Question

Find the equation of a circle which passes through $\left( 4,1 \right),\left( 6,5 \right)$ and has the center on: $4x+3y-24=0$.

Answer 1

In this question we have been given with the coordinates of the points on a circle and an equation of a line which passes through the center of the circle. We know that the equation of a circle with center $\left( h,k \right)$ is ${{\left( x-h \right)}^{2}}+{{\left( y-k \right)}^{2}}={{r}^{2}}$. Given the points lie on the circle, we will use the distance formula which is given by $\sqrt{{{\left( {{x}_{1}}-{{x}_{2}} \right)}^{2}}+{{\left( {{y}_{1}}-{{y}_{2}} \right)}^{2}}}$ equate the two distances to find the value of $h$ and $k$. We will then substitute the values in the equation of the circle and get the required solution.

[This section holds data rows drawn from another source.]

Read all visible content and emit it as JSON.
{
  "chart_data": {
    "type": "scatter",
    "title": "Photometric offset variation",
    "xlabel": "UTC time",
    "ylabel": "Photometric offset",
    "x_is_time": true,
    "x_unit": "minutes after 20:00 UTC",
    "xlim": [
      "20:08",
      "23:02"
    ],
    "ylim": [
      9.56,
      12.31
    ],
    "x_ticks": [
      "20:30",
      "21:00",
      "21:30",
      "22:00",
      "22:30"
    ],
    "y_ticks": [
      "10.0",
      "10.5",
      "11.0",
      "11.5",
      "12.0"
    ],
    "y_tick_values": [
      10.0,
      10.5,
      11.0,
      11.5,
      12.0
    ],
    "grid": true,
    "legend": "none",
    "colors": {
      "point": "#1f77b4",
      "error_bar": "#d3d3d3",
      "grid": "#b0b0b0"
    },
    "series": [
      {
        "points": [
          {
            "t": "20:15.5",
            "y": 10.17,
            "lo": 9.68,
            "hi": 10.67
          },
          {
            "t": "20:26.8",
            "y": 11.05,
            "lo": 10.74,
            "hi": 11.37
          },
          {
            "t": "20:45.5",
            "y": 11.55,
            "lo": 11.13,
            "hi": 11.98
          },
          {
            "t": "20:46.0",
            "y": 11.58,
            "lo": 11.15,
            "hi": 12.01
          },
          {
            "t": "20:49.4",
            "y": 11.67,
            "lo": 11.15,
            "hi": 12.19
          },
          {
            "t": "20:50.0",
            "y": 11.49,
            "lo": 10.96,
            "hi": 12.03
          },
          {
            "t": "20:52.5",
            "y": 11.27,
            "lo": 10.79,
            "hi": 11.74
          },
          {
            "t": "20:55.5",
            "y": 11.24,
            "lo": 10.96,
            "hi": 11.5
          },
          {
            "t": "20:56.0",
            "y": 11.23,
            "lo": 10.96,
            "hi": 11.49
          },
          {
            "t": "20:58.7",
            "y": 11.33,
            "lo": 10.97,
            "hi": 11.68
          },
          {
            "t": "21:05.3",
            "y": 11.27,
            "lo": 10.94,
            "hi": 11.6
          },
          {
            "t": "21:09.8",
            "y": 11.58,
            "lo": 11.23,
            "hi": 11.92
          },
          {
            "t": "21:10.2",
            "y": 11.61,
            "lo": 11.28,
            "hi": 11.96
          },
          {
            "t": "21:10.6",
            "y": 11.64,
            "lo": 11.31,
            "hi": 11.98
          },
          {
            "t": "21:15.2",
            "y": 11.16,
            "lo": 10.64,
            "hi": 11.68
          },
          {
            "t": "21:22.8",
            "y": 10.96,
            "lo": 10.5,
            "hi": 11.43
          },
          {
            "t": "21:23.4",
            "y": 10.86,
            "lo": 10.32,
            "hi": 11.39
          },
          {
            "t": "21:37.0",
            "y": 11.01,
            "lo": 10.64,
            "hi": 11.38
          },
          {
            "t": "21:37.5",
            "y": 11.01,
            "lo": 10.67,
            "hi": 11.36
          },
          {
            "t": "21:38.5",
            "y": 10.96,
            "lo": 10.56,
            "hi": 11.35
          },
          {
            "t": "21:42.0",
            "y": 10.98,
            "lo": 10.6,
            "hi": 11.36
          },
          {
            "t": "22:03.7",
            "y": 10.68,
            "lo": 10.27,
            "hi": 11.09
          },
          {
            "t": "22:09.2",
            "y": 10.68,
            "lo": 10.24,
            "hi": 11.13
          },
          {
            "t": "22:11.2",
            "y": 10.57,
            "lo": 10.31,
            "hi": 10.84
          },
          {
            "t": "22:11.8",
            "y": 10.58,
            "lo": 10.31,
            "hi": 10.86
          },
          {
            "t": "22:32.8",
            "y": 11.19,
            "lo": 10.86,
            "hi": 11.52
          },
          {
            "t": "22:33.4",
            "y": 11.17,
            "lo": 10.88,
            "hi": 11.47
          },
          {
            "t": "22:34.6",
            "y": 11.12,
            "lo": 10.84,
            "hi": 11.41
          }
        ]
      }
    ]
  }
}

Complete step by step solution:
Since the center of the circle lies on the line $4x+3y-24=0$
Therefore, we can write:
$4x+3y-24=0\to \left( 1 \right)$
Now given the points $\left( 4,1 \right),\left( 6,5 \right)$ lie on the circle. The distance of these points from the center of the circle will be same. Therefore, we can equate the distance of both the points from the circle.
The distance from $\left( 4,1 \right)$ to $\left( h,k \right)$ will be: $\sqrt{{{\left( 4-h \right)}^{2}}+{{\left( 1-k \right)}^{2}}}$
The distance from $\left( 6,5 \right)$ to $\left( h,k \right)$ will be: $\sqrt{{{\left( 6-h \right)}^{2}}+{{\left( 5-k \right)}^{2}}}$
Since the distance is the same, we can write:
$\Rightarrow \sqrt{{{\left( 4-h \right)}^{2}}+{{\left( 1-k \right)}^{2}}}=\sqrt{{{\left( 6-h \right)}^{2}}+{{\left( 5-k \right)}^{2}}}$
On using the expansion formula, we get:
$\Rightarrow \sqrt{16+{{h}^{2}}-8h+1+{{k}^{2}}-2k}=\sqrt{36-{{h}^{2}}-12h+25+{{k}^{2}}-10k}$
On simplifying the terms, we get:
$\Rightarrow \sqrt{{{h}^{2}}+{{k}^{2}}-8h-2k+17}=\sqrt{{{h}^{2}}+{{k}^{2}}-12h-10k+61}$
On squaring both sides, we get:
$\Rightarrow {{h}^{2}}+{{k}^{2}}-8h-2k+17={{h}^{2}}+{{k}^{2}}-12h-10k+61$
On cancelling the similar terms, we get:
$\Rightarrow 8h+2k-17=12h+10k-61$
On simplifying, we get:
$\Rightarrow 4h+8k-44=0\to \left( 2 \right)$
On subtracting equation $\left( 1 \right)$ from $\left( 2 \right)$, we get:
$\Rightarrow 5k-20=0$
On rearranging and simplifying, we get:
$\Rightarrow k=4$
On substituting $k=4$ in equation $\left( 2 \right)$, we get:
$\Rightarrow 4h+8\left( 4 \right)-44=0\to \left( 2 \right)$
On simplifying, we get:
$\Rightarrow h=\dfrac{12}{3}$
On dividing, we get:
$\Rightarrow h=3$
Thus, the center of the circle $\left( h,k \right)$ is $\left( 3,4 \right)$
Now the radius of the circle is $r=\sqrt{{{\left( x-h \right)}^{2}}+{{\left( y-k \right)}^{2}}}$
On substituting the values, we get:
$\Rightarrow r=\sqrt{{{\left( 4-3 \right)}^{2}}+{{\left( 1-4 \right)}^{2}}}$
On simplifying the roots, we get:
$\Rightarrow r=\sqrt{1+9}$
Which can be simplified as:
$r=\sqrt{10}$
On substituting the values in the equation of the circle, we get:
$\Rightarrow {{\left( x-3 \right)}^{2}}+{{\left( y-4 \right)}^{2}}=10$, which is the required solution.
On drawing the line and the circle on the graph, we get:

Note: The most common way of making a mistake is not applying the distance formula and the general equation of the circle correctly. It is to be remembered that the entire premise of solving the question is remembering that points on a circle are always equidistant from the center of the circle.